Lets try the other approach. We can take a look at the highest group and see how often it was significantly higher than the other two groups. Don’t forget the Bonferroni Correction
# the fourth row is the average of control
# the fifth row is the average of treatment 1
# the sixth row is the average of treatment 2
count.control_highest <- sum(result[4,] > result[5,] & result[4,] > result[6,])
count.control_highest / 10000
## [1] 0.0065
count.treatment1_highest <- sum(result[5,] > result[4,] & result[5,] > result[6,])
count.treatment1_highest / 10000
## [1] 0.2415
count.treatment2_highest <- sum(result[6,] > result[4,] & result[6,] > result[5,])
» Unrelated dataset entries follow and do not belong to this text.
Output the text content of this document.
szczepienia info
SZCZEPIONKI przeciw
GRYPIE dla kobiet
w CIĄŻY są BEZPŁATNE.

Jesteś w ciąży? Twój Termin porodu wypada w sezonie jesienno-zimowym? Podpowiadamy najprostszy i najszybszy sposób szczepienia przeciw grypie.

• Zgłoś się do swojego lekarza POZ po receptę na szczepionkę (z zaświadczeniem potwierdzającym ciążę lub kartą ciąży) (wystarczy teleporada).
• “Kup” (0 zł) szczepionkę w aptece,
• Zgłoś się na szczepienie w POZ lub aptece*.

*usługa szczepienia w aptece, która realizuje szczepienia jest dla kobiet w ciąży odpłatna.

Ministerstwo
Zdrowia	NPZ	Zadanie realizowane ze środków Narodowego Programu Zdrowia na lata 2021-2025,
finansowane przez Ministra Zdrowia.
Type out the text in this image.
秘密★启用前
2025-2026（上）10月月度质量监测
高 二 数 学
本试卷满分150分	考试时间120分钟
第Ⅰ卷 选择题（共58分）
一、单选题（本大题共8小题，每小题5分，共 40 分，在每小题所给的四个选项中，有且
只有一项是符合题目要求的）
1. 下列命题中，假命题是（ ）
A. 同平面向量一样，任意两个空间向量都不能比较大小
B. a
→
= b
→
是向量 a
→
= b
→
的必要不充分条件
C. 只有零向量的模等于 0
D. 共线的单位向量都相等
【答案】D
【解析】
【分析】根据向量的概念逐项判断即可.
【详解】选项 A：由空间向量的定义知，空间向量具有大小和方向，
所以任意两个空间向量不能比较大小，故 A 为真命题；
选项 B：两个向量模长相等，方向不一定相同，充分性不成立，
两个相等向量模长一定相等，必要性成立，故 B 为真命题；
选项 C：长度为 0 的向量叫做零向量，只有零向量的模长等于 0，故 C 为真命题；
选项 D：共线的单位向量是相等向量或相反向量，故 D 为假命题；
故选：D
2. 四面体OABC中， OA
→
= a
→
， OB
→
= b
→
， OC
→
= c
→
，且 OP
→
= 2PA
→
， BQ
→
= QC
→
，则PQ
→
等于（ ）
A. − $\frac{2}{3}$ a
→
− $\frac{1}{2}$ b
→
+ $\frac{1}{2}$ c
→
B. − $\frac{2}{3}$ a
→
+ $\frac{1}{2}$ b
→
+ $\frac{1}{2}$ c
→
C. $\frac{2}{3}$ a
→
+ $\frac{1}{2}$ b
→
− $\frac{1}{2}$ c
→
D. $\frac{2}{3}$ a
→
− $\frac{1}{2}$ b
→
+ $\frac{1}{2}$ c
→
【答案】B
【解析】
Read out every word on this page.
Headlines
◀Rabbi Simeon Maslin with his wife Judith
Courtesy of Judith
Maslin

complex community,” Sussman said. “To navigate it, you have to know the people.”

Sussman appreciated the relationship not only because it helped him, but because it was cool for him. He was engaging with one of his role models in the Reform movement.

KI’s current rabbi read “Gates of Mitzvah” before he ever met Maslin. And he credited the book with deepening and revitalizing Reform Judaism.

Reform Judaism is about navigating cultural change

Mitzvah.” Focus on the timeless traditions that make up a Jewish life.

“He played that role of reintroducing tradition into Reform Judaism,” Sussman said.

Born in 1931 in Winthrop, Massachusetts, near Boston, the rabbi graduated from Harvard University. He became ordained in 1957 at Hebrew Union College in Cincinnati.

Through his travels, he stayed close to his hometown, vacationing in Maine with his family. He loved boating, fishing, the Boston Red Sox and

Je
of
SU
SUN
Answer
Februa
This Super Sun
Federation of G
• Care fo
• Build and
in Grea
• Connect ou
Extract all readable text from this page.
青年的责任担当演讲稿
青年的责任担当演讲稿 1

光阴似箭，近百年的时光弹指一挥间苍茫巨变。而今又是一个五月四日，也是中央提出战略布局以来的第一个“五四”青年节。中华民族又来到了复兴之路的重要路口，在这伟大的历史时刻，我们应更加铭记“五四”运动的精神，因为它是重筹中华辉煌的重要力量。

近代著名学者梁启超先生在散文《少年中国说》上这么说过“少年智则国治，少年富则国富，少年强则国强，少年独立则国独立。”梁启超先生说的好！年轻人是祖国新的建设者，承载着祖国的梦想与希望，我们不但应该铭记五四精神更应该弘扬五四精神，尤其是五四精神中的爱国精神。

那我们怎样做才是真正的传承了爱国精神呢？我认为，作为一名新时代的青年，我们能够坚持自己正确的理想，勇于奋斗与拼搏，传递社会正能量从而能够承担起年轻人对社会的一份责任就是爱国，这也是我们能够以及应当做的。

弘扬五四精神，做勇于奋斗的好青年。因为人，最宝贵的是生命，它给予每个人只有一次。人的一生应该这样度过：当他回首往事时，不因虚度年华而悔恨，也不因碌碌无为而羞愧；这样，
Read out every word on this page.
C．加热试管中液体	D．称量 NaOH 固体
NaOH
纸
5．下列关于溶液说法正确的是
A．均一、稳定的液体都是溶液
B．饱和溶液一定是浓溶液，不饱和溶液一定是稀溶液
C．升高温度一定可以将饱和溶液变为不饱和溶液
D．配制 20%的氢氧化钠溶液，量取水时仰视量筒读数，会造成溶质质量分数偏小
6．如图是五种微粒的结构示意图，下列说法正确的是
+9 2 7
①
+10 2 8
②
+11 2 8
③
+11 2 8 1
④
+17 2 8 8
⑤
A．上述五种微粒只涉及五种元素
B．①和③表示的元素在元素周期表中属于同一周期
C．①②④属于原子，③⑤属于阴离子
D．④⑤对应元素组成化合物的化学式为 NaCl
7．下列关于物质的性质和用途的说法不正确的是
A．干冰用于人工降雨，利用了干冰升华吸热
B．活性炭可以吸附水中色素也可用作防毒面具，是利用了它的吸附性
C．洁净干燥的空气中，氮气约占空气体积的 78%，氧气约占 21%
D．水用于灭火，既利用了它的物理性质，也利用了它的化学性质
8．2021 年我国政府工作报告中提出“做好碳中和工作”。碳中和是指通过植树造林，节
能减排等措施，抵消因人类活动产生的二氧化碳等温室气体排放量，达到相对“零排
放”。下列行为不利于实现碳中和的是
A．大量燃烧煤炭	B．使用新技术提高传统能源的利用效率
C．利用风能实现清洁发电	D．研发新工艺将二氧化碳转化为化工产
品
count.treatment2_highest / 10000
## [1] 0.752
We see that control is highest 0.65% of the time. Treatment 1 is highest 24% of the time and Treatment 2 is highest 75% of the time. Now, given the group is highest, let’s see if it is also statistically significant against both other groups
# the first row is p-value for control vs treatment 1
# the second row is p-value for control vs treatment 2
# the third row is p-value for treatment 1 vs treatment 2
count.control_significance <- sum(result[4,] > result[5,] & result[4,] > result[6,] & result[1,] < 0.025 & result[2,] < 0.025)
# given control is highest, what percent is it significant?
count.control_significance / count.control_highest
## [1] 0
# what percent is control highest and significant?
count.control_significance / 10000
## [1] 0
We can see if control is the highest, we never have statistical significance, which is correct since we generated it with the lowest mean.
count.treatment1_significance <- sum(result[5,] > result[4,] & result[5,] > result[6,] & result[1,] < 0.025 & result[3,] < 0.025)
# given treatment 1 is highest, what percent is it significant?
count.treatment1_significance / count.treatment1_highest
## [1] 0.004968944
# what percent is treatment 1 highest and significant?
count.treatment1_significance / 10000
## [1] 0.0012
Given treatment 1 is highest, it was statistically significant only 0.5% of the time. Overall, it was highest and statistically significant only 0.12% of the time which is much better than the other approach.
count.treatment2_significance <- sum(result[6,] > result[4,] & result[6,] > result[5,] & result[2,] < 0.025 & result[3,] < 0.025)
# given treatment 2 is highest, what percent is it significant?
count.treatment2_significance / count.treatment2_highest
## [1] 0.06263298
# what percent is treatment 2 highest and significant?
count.treatment2_significance / 10000
## [1] 0.0471
Given treatment 2 is highest, we find statistical significance 6% of the time. Overall, it was highest and statistically significant 4.7% of the time, much less frequently than the other approach. This happens since we’re testing significance against both control and treatment 1, instead of just control.
There is something better?
Since we’re still looking at significance between all pairs of tests, we’re going to need more time and data. But this is the proper thing to do. If desired, you can remove the test groups that are statistically significant however.
There is an additional approach that works. If we only look at pairwise comparisons between groups, we are ignoring all other groups and not using all of our information. We can instead rank all of our treatments and group them into a high and low group, each time choosing a different point to break up the treatments. This may give more success than looking at only two groups at a time.
Finally, there are a various tests that test all the groups at once and tell you if all groups have all the same average. If one group has a different average, the test will fail and reject the null hypothesis. ANOVA is one type of test. You can read more about it below.
http://www.physics.csbsju.edu/stats/anova.html
http://en.wikipedia.org/wiki/Analysis_of_variance
Conclusion
Now you know how to properly control your level of significance and also find the correct winner when there are more than one treatment group in your A/B test. As you can see, it will take longer to get significance against all groups instead of just control, but this is the correct thing to do.